Examples - Regular Expressions Tutorial

Regular Expressions Examples!

RE for the real world.

Introduction

Regular expressions can be a bit of an abstract concept to get your head around. Let's take a look at some real world examples to give you a better idea of how they are actually used and what types of problems you can solve with them. Remember, the examples below are just a taste of what you can do with regular expressions. They have many uses and you are really only limited by your imagination and creativity.

In the examples below you may hover over the breakdowns to highlight the various components.

Hovers on this page.

To create the functionality on this page where you can hover on descriptions and examples and see which parts of the regular expression they are referring to a small amount of Javascript is used. If you want to see the code you can right-click and 'view source' to see it. I set ID's on relevant sections then the Javascript uses a regular expression to extract relevant data and from that identify the corresponding content to also highlight. So for instance, I have an item identified as eg1trigger3. When you hover over this a regular expression is used to extract the example number (1) and trigger number (3) as follows:

eg(\d+)trigger(\d+)

Broken down that is:

The beginning of the intended identifier - eg.
The example number. By placing it within brackets we can use it in the Javascript later on.
The trigger section of the identifier.
The trigger number. By placing it within brackets (similar to the example number) we may use it in the Javascript later on.

Credit card numbers

Form validation is an area where regular expressions are really useful. This example and the next few are really useful here.

So we know that a credit card number is 16 digits, and is typically divided into 4 groups of 4 digits. Don't you hate it when you are given just a sinle field and not told whether it accepts the number as one big number or four 4 digit groups. What if it could elegantly handle both. While we're at it, let's make it also allow for the separator to be a space, dash or comma.

\d{4}[-, ]?\d{4}[-, ]?\d{4}[-, ]\d{4}

Broken down that is:

4 digits, followed by
either a dash, comma or space, zero or one times, follwed by
4 digits, followed by
either a dash, comma or space, zero or one times, follwed by
4 digits, followed by
either a dash, comma or space, zero or one times, follwed by
4 digits

If you want different separators it's a simple matter of changing what is inside the range operators. It's also easy to adapt this pattern to other digit based items such as membership numbers or IP addresses etc.

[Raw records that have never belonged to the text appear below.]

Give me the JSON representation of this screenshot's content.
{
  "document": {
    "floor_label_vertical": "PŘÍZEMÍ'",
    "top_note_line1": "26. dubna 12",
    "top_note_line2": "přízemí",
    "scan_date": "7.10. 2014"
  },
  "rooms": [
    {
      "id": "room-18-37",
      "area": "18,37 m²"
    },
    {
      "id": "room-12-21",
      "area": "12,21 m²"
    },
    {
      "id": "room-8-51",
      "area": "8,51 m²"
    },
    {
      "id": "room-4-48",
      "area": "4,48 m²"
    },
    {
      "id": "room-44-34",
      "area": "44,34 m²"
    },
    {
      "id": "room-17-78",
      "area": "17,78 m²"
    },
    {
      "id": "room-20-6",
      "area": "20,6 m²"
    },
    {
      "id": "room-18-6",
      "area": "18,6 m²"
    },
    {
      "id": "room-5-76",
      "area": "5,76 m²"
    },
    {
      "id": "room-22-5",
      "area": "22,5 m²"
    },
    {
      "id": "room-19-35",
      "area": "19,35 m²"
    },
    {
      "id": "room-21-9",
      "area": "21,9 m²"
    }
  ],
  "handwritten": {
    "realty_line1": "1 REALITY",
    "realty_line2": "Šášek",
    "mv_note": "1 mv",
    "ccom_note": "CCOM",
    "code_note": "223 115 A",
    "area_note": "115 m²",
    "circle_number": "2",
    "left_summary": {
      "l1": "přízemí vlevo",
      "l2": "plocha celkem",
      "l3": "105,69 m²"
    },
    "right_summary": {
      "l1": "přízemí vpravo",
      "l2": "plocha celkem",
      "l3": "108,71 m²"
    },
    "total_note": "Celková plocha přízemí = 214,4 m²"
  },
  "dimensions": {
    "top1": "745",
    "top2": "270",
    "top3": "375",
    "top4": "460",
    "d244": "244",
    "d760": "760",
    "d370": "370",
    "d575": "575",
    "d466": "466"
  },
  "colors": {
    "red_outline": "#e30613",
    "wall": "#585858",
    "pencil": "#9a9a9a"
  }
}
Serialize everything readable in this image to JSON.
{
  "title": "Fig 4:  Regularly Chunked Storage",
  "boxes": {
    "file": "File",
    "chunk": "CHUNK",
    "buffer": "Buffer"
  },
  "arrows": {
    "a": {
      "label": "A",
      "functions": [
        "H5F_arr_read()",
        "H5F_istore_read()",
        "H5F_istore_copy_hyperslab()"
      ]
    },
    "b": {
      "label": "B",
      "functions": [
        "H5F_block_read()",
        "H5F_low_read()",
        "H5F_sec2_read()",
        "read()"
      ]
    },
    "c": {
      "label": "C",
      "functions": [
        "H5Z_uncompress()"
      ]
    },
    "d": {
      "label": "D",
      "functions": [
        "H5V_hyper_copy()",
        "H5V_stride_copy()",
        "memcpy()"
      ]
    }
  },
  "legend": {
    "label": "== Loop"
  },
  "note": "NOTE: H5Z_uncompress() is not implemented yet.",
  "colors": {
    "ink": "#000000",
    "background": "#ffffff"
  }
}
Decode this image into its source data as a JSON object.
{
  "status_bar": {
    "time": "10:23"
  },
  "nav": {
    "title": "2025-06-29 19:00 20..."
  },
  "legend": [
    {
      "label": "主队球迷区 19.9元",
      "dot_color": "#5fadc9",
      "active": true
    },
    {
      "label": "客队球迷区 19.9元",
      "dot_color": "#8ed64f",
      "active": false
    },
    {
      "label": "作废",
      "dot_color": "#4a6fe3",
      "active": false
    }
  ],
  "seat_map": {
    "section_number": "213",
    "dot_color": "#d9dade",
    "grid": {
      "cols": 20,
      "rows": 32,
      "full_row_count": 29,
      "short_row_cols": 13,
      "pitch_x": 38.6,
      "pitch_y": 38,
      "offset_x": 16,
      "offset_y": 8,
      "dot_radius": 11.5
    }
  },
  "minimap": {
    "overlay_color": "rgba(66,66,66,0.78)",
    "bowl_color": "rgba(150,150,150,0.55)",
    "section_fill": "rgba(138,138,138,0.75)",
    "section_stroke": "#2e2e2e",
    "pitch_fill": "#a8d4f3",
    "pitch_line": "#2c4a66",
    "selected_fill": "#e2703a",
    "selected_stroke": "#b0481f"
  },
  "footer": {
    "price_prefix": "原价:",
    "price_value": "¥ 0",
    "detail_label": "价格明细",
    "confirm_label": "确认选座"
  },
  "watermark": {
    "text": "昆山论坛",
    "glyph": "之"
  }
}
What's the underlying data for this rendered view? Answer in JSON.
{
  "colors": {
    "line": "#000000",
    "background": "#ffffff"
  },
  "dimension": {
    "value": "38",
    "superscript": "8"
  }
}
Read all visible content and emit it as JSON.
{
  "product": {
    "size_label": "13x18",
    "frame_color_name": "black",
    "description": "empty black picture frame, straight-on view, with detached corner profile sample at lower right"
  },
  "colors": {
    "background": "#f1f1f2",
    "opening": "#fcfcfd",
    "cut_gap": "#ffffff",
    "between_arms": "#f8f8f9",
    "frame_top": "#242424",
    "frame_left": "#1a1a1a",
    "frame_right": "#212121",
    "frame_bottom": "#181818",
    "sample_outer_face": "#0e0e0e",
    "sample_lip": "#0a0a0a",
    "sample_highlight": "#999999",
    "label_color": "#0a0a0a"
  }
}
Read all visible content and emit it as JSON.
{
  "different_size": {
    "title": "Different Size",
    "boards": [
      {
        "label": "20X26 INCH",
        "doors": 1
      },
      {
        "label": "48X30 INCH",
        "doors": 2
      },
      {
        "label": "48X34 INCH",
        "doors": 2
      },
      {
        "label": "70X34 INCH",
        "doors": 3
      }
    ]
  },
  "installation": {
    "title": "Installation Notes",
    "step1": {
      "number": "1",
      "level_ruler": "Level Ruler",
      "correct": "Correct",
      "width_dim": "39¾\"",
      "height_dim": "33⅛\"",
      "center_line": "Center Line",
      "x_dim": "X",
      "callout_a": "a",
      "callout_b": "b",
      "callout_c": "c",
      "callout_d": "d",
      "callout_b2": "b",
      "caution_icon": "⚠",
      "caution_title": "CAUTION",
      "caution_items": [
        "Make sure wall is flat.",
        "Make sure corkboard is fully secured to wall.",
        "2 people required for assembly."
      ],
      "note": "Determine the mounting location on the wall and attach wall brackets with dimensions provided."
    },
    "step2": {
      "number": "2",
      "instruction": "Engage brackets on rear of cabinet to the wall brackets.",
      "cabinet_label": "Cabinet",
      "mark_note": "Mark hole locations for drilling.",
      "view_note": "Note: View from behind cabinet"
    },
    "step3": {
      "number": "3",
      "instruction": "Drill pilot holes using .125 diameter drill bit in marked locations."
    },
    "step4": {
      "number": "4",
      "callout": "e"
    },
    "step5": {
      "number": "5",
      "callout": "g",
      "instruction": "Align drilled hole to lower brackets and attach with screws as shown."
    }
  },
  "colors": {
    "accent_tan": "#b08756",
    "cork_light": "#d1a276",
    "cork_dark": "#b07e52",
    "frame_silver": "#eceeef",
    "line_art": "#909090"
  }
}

It's possible to expand on this to accommodate different brands of credit cards. This is because each brand has unique characteristics that we can identify.

Email addresses

Email addresses are an interesting case. There are a variety of approaches depending on how pedantic you want to be. What constitues valid syntax can be quite complex. Here is a less pedantic approach.

[a-zA-Z0-9.+-_]+@[a-zA-Z0-9.-]+\.[a-zA-Z]{2,63}

Broken down that is:

The recipient name, followed by
The @ symbol, followed by
The main part of the domain, followed by
The top level domain part of the domain

You may be wondering why the top level domain section is between 2 and 63 characters and not something like 2 and 4 characters. Things used to be simple with nearly all domains being something like .com or .net, with maybe a .au to signify country. Now things have gotten silly though and domains such as .sandvikcoromant exist (with more likely to follow). The official specification allows for up to 63 charactes for the top level domain so it is probably safest to check for that.

HTML Mangling

Things like HTML, where our content follows a certain syntax, are great for utilising regular expressions when we want to identify certain elements. I regularly use regular expresisons with a search and replace to update certain parts of a page. Let's say for instance that we wish to identify img tags which don't contain an alt attribute and which are contained within an opening and closing tag of the same type, on a single line. (If you want to learn a bit more about HTML you can check out our HTML tutorial.)

<([a-zA-Z][a-zA-Z0-9]?).*>.*<[iI][mM][gG] (?![^>]*alt=).*>.*</\1>

Broken down that is:

The name of the opening tag. We place this in brackets so we can match it at the end as well.
Other potential stuff within the opening tag, attributes etc.
Content which is not an img tag.
An img tag. Using range operators to identify in either lowercase or uppwercase or a mixture.
Here we use a negative lookahead to make sure that alt= is not somewhere after the img tag befor the closing >.
Potential content after the img tab and before the closing tag.
The closing tag. \1 becomes the same as what was matched in the brackets around the opening tag name.